Provides an interface on top of nokogiri to parse XML files like Apache Digester.

Primary LanguageRuby

                                                               __
                                                   _____....--' .'
                                      _..___...---'._ o      -`(
                       _             | |  _         \   .--.  `\
    ___  __ ___      _| |_ ___   ___ | |_| |__      |   \   \ `|
   / __|/ _` \ \ /\ / / __/ _ \ / _ \| __| '_ \     |o o |  |  |
   \__ \ (_| |\ V  V /| || (_) | (_) | |_| | | |     \___'.-`.  '.
   |___/\__,_| \_/\_/  \__\___/ \___/ \__|_| |_|          |   `---'
  '^^^^^^^^^^^^^^^^^^^^^^^^^^^^^^^^^^^^^^^^^^^^^^^^^^^^^^^'

A companion for nokogori to parse XML files by rules, similar to Apache Commons Digester.

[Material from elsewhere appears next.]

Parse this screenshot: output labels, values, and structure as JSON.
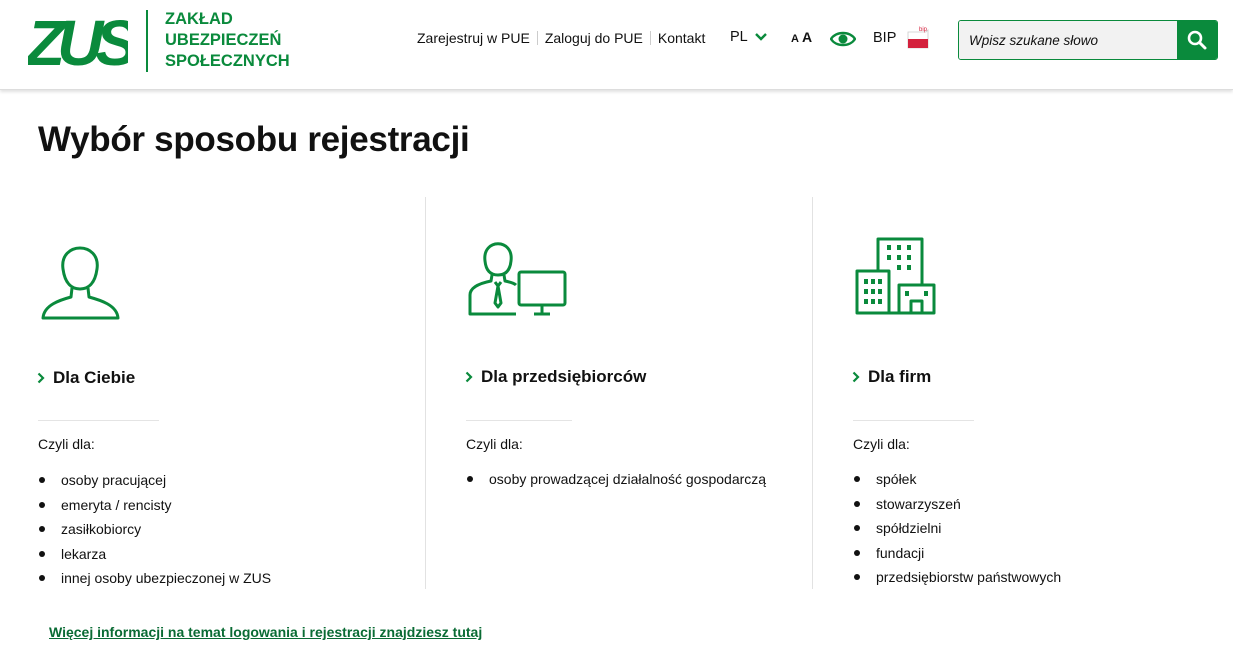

Converting XML structures into Ruby is most often an unsatisfying task, having to choose between implementing a SAX parser (for speed) or using nokogiri features like CSS selectors for ease of use. At it's base sawtooth is parsing documents using SAX, but provides an interface to specify rules for the handling the document.

require 'open-uri'
require 'sawtooth'

rules = Sawtooth.rules do
  before { |doc| doc << [] }                  # 1. create an array for all news items

  on 'rss/channel/item' do
    on_start  { |doc| doc << Hash.new }       # 2. on an item create hash
    on_finish { |doc| doc.parent << doc.pop } # 3. when closing an item, pop from stack and
  end                                         #    append to parent array (from step 1.)

  on_text 'rss/channel/item/*'                # 4. add contents to hash
end

result = rules.parse(open('http://rss.cnn.com/rss/edition.rss')).root
p result #=> [{ 'title' => 'Some CNN News...', 'guid' =>, ...}, ...]

This sample shows the DSL exposed to create the XML parsing rules for an RSS feed.